Are there moments in your day when you turn in yet another story about the recent city council meeting and fantasize about one day writing a novel?
Every newsroom has more than a few dreamers. I count myself as part of that group. But after years of talking about it, I’ve never been able to get beyond some half-baked outline that’s never amounted to anything.
I have a million excuses: not enough time, need an office to write in or a new laptop. That’s why I’m so impressed with what Mike Doogan has managed to accomplish. At age 60 — having never specialized in long-form narrative journalism — Doogan has three published books to his credit and is working on his fourth. All were published by Putnam. Go to your book store and buy one.
There’s an inspirational lesson here for all of us. Doogan reminds us that writing is writing, and the skills you practice each day when you churn out another story can be used to make the leap to fiction — but only if you’re willing to do the hard work. Many writers say they want to try narrative but come up with their own list of excuses: no time, editor won’t give me the space, can’t find a good idea.
I stumbled over Doogan’s first book, “Lost Angel,” a few years ago. I picked it up at the store, read the first few paragraphs and was hooked. Doogan knows how to tell a story and create a believable, multidimensional character named Nik Kane. It turned out I wasn’t the only one impressed. In 2007, “Lost Angel” was nominated for the 2007 Shamus Award for the Best First Novel by the Private Eye Writers of America.
So who was this guy? I did a little research and was even more intrigued when I learned about Doogan’s background. He wasn’t some highfalutin author. He was one of us: a working journalist. It turned out that Doogan, a columnist for the Anchorage Daily News, got an itch to write a book. Unlike the rest of us, he did something about it.
“As journalists we never talk about writing,” Doogan told me over the phone. “My job was writing a 600-word column. Give me 600 words, and I could write about anything in the world. But I couldn’t write anything over 700 words.”
One day, Doogan said, he got in a “beef” with an editor and realized the newspaper job was no longer fun. He was burned out and wanted to do something about it. Instead of grumbling for the rest of his career, he decided to write a book.
He considered nonfiction but couldn’t devote the time to research. He still had to work at the paper. So he settled on fiction. As a young man he’d read mysteries, liked them and understood the structure. He sat down, wrote a manuscript and sent it out on the circuit. It wasn’t published, but he got an agent. He started a second manuscript, this time applying the skills he’d honed as a working journalist.

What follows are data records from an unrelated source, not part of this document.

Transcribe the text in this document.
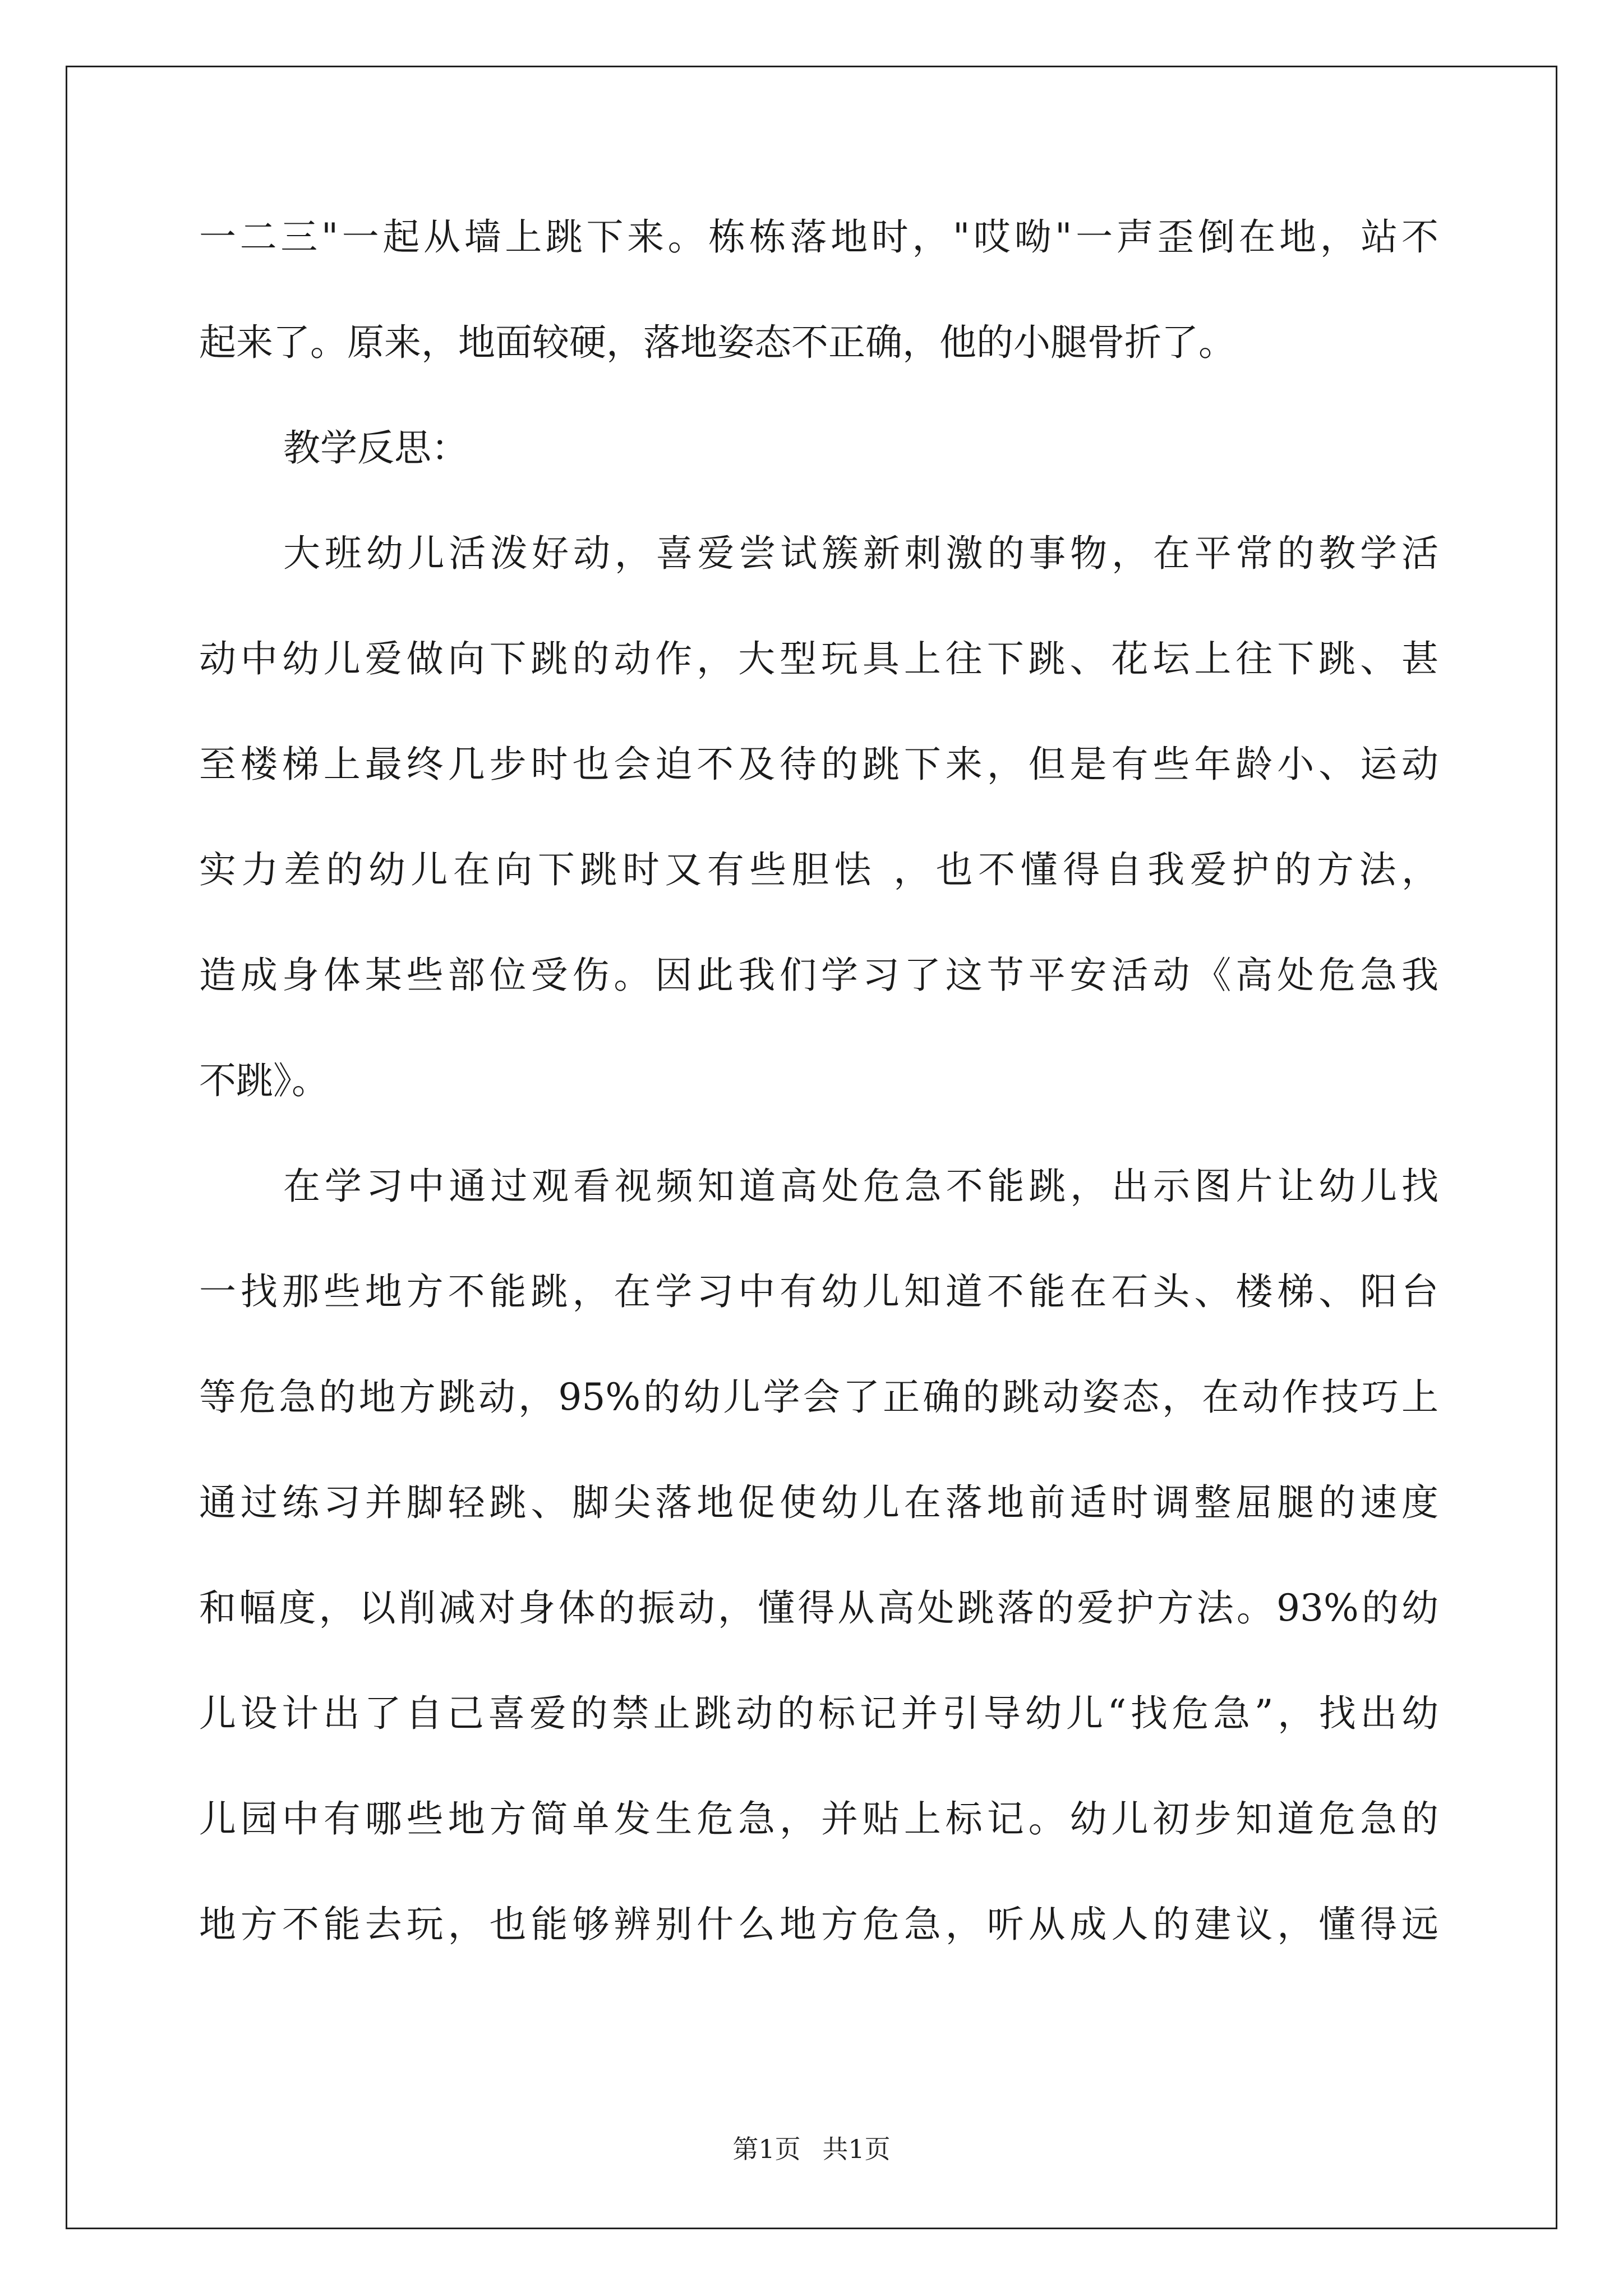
一二三"一起从墙上跳下来。栋栋落地时，"哎呦"一声歪倒在地，站不
起来了。原来，地面较硬，落地姿态不正确，他的小腿骨折了。
教学反思：
大班幼儿活泼好动，喜爱尝试簇新刺激的事物，在平常的教学活
动中幼儿爱做向下跳的动作，大型玩具上往下跳、花坛上往下跳、甚
至楼梯上最终几步时也会迫不及待的跳下来，但是有些年龄小、运动
实力差的幼儿在向下跳时又有些胆怯 ，也不懂得自我爱护的方法，
造成身体某些部位受伤。因此我们学习了这节平安活动《高处危急我
不跳》。
在学习中通过观看视频知道高处危急不能跳，出示图片让幼儿找
一找那些地方不能跳，在学习中有幼儿知道不能在石头、楼梯、阳台
等危急的地方跳动，95%的幼儿学会了正确的跳动姿态，在动作技巧上
通过练习并脚轻跳、脚尖落地促使幼儿在落地前适时调整屈腿的速度
和幅度，以削减对身体的振动，懂得从高处跳落的爱护方法。93%的幼
儿设计出了自己喜爱的禁止跳动的标记并引导幼儿“找危急”，找出幼
儿园中有哪些地方简单发生危急，并贴上标记。幼儿初步知道危急的
地方不能去玩，也能够辨别什么地方危急，听从成人的建议，懂得远
第1页 共1页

“I learned that I was using skills I’d practiced over the years without even thinking about them,” he said. “They’re such a part of us that we forget them.”
Doogan approached his manuscript as a journalist, not as a writer trying to impress an audience.
“Journalism puts the premium on telling a story without the frills,” he said. “There’s a premium to keeping things moving along. There’s no fat. Newspaper readers are looking for a reason to not read. When you don’t have something interesting, they set down the paper and quit. Never sacrifice story for the writing.”
He started writing with discipline, setting his own deadline and acting like his own editor at a daily paper that needs copy. In four months, he had a book. He ended up with a three-book deal based on his manuscript.
When Doogan told me it took him four months, I was stunned. I figured he’d tell me it took a couple of years to pull it off. Doogan’s secret was simple: He didn’t wait for inspiration or the right moment. He put his butt in the chair and kept it there.
“I write 1,000 words a day,” Doogan said. “You do that, and before you know it, you have a book. Not all those words survived each day. I might start over the next day and get rid of all those 1,000 words or just some of them. But every day, I write 1,000 words without fail. I’m a professional writer who’s been doing this for decades. The power of writing comes from the subconscious. The mind works on it when I’m not working on it.”
Doogan said that if he has any advice for the budding fiction writer, it deals with pacing.
“That’s what I most value,” he said. “Because reporters are trained to put the most important fact first, they generally have some trouble telling the story at the pace it requires. I often find myself saying semi-mystical B.S. about things like this, but it’s my view that a story knows how it wants to be told. If you just relax and get out of the way, good things happen.”